Purpose: Catch broken links on our own documentation pages

Configuration:

  • Insight: "Pages with Broken Links" from Dashboard 2
  • Threshold: Any page with > 5 broken link clicks in 24 hours
  • Filters:
    • is_internal_referrer = true
    • is_likely_bot = false
  • Notification channel: Email or Slack (dev team)

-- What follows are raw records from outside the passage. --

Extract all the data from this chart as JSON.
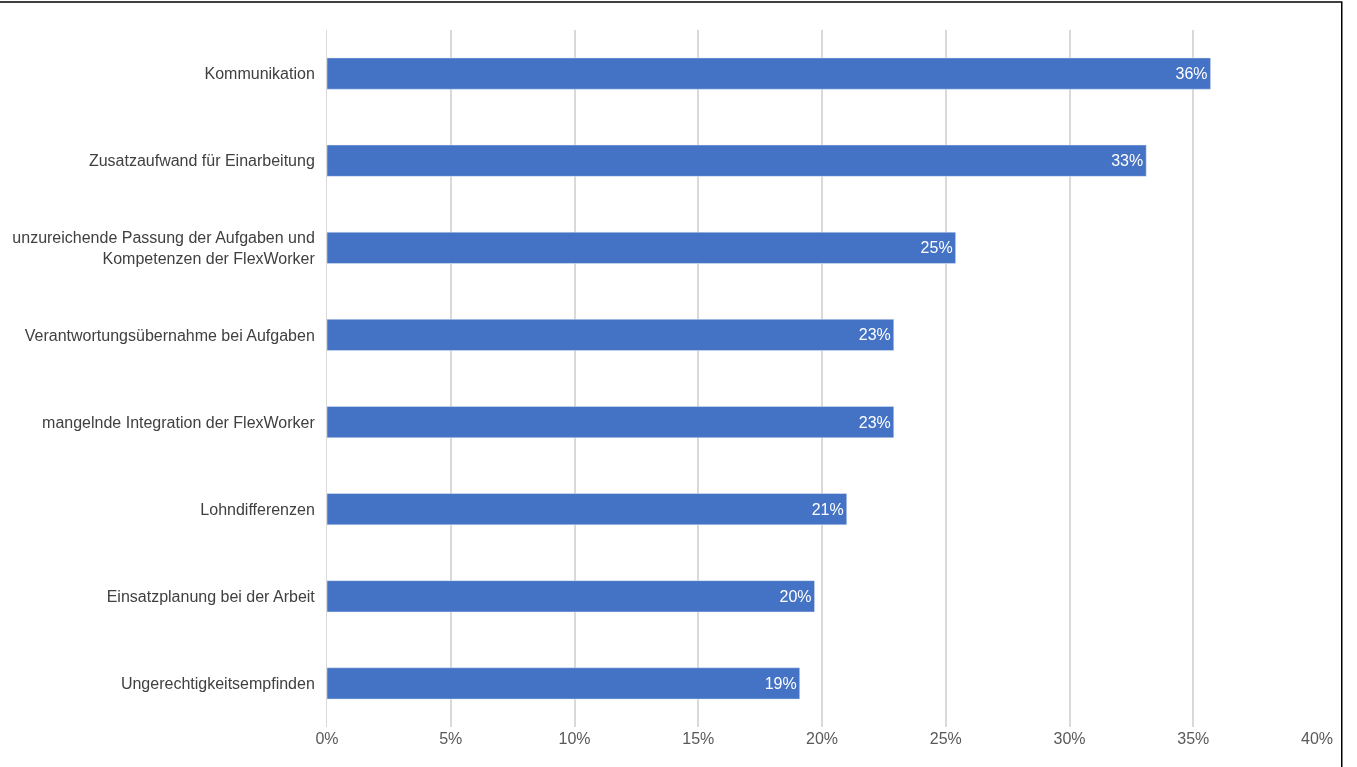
{
  "chart_data": {
    "type": "bar",
    "orientation": "horizontal",
    "categories": [
      "Kommunikation",
      "Zusatzaufwand für Einarbeitung",
      "unzureichende Passung der Aufgaben und Kompetenzen der FlexWorker",
      "Verantwortungsübernahme bei Aufgaben",
      "mangelnde Integration der FlexWorker",
      "Lohndifferenzen",
      "Einsatzplanung bei der Arbeit",
      "Ungerechtigkeitsempfinden"
    ],
    "values": [
      35.7,
      33.1,
      25.4,
      22.9,
      22.9,
      21.0,
      19.7,
      19.1
    ],
    "value_labels": [
      "36%",
      "33%",
      "25%",
      "23%",
      "23%",
      "21%",
      "20%",
      "19%"
    ],
    "color": "#4472c4",
    "xlim": [
      0,
      40
    ],
    "xticks": [
      {
        "value": 0,
        "label": "0%"
      },
      {
        "value": 5,
        "label": "5%"
      },
      {
        "value": 10,
        "label": "10%"
      },
      {
        "value": 15,
        "label": "15%"
      },
      {
        "value": 20,
        "label": "20%"
      },
      {
        "value": 25,
        "label": "25%"
      },
      {
        "value": 30,
        "label": "30%"
      },
      {
        "value": 35,
        "label": "35%"
      },
      {
        "value": 40,
        "label": "40%"
      }
    ],
    "grid": "x",
    "legend": false
  }
}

When it fires: One of our docs pages has a broken link that needs fixing

Querying Examples

sql
SELECT
  broken_url,
  COUNT(*) as hits
FROM events
WHERE
  event = 'broken_link_accessed'
  AND properties.referrer_path = '/langgraph/quickstart'
  AND properties.is_likely_bot = false
  AND timestamp > now() - INTERVAL 30 DAY
GROUP BY broken_url
ORDER BY hits DESC

Find most common 404s this week

sql
SELECT
  properties.broken_url,
  COUNT(*) as hits,
  COUNT(DISTINCT properties.referrer_url) as unique_referrers
FROM events
WHERE
  event = 'broken_link_accessed'
  AND properties.is_likely_bot = false
  AND timestamp > now() - INTERVAL 7 DAY
GROUP BY properties.broken_url
ORDER BY hits DESC
LIMIT 20
sql
SELECT
  properties.broken_url_full,
  COUNT(*) as hits
FROM events
WHERE
  event = 'broken_link_accessed'
  AND properties.query_params IS NOT NULL
  AND properties.is_likely_bot = false
  AND timestamp > now() - INTERVAL 7 DAY
GROUP BY properties.broken_url_full
ORDER BY hits DESC
sql
SELECT
  properties.referrer_domain,
  properties.referrer_path,
  properties.broken_url,
  COUNT(*) as hits
FROM events
WHERE
  event = 'broken_link_accessed'
  AND properties.is_internal_referrer = false
  AND properties.is_likely_bot = false
  AND timestamp > now() - INTERVAL 30 DAY
GROUP BY
  properties.referrer_domain,
  properties.referrer_path,
  properties.broken_url
ORDER BY hits DESC
LIMIT 20
sql
SELECT
  properties.referrer_path,
  properties.broken_url,
  COUNT(*) as hits
FROM events
WHERE
  event = 'broken_link_accessed'
  AND properties.referrer_domain = 'partner-site.com'
  AND properties.is_likely_bot = false
  AND timestamp > now() - INTERVAL 90 DAY
GROUP BY
  properties.referrer_path,
  properties.broken_url
ORDER BY hits DESC

Maintenance Workflow

  1. Weekly Review:

    • Check "Top Broken URLs" insight
    • Create redirects for high-traffic 404s if appropriate
    • Fix or remove broken internal links
    • Review "Top External Referrer Domains" for partner broken links
  2. After Deployments:

    • Monitor "Total 404s Over Time" for spikes
    • Check "Recent Internal 404s" for new issues
  3. Monthly Cleanup:

    • Review "Internal Broken Links" dashboard
    • Run link checker script: npm run check-links
    • Fix any persistent internal broken links
  4. Partner Outreach (as needed):

    • Check "Partner Broken Link Pairs" dashboard
    • Identify high-traffic broken links from partner sites
    • Contact partners to update their links
    • Consider creating redirects for common partner mistakes

Bot Filtering

The tracking automatically filters out common bots using user agent patterns:

  • /bot/i
  • /crawl/i
  • /spider/i
  • /slurp/i
  • /mediapartners/i
  • /googlebot/i
  • /bingbot/i
  • /facebookexternalhit/i
  • /twitterbot/i

Use the is_likely_bot = false filter in dashboards to focus on human traffic.

Privacy Considerations

The tracking does NOT collect:

  • Personal identifiable information
  • IP addresses
  • User IDs or session tokens

The data collected (URLs, referrers, user agents) is standard web analytics information used solely for improving documentation quality.